On November 8, 2013, the city of Tacloban in the central Philippine island of Leyte was turned into a wet wasteland after supertyphoon Haiyan passed through the area with winds of up to 315 kilometers per hour.
The storm - locally known as Yolanda - was recorded as one of the strongest in the country's recorded history, claiming the lives of over 7,000 people, some of them still missing.
Exactly a decade later this Wednesday, Philippine President Ferdinand Marcos Jr. came to Tacloban to commemorate the 10th anniversary at the city's seaside convention center, one of the many structures that were damaged or destroyed.
Reflecting the Filipino Catholic identity and its affection for the Virgin Mary, a liturgical service was also offered in the ceremony, with the local bishop naming the anniversary as the feast of Our Lady of Hope ever since Haiyan's wrath.
Marcos also attended a disaster preparedness conference in the city after the event.
Housing Issues of Haiyan Survivors Still Exist, Filipino Officials Say
Meanwhile, Filipino housing and resettlement officials were still working to expedite the distribution of housing units and land titles to the Haiyan survivors.

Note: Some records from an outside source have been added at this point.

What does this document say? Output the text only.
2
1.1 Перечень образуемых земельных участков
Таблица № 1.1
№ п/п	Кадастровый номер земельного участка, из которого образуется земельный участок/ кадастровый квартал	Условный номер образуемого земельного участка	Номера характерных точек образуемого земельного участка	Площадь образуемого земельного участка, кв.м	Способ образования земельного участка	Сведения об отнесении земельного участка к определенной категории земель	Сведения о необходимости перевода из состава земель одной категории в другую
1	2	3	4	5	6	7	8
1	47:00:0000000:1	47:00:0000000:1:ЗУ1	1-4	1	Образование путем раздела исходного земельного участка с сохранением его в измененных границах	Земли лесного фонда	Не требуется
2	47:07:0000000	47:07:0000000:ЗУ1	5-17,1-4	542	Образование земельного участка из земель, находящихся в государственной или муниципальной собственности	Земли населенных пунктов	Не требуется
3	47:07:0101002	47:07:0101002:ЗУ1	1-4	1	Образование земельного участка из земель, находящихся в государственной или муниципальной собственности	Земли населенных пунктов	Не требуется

Manila auditors revealed that the government was still not finished building 44,823 housing units intended for families displaced by the storm.
"We have engaged the Department of Human Settlements and Urban Development and the National Housing Authority to accelerate the provision of housing units and land titles to our beneficiaries," Marcos said.
This statement came out as Tacloban Mayor Alfred Romualdez also revealed that around 18,000 housing units were constructed for residents affected by Haiyan, with 5,000 of them in need of repair.
"Almost half of the houses that were built in 2013 up to 2016, most of them actually, were incomplete and substandard," Romualdez told local broadcaster ABS-CBN. "We promised all these people in the danger zones that we're moving them to safer places and providing them a house to live in."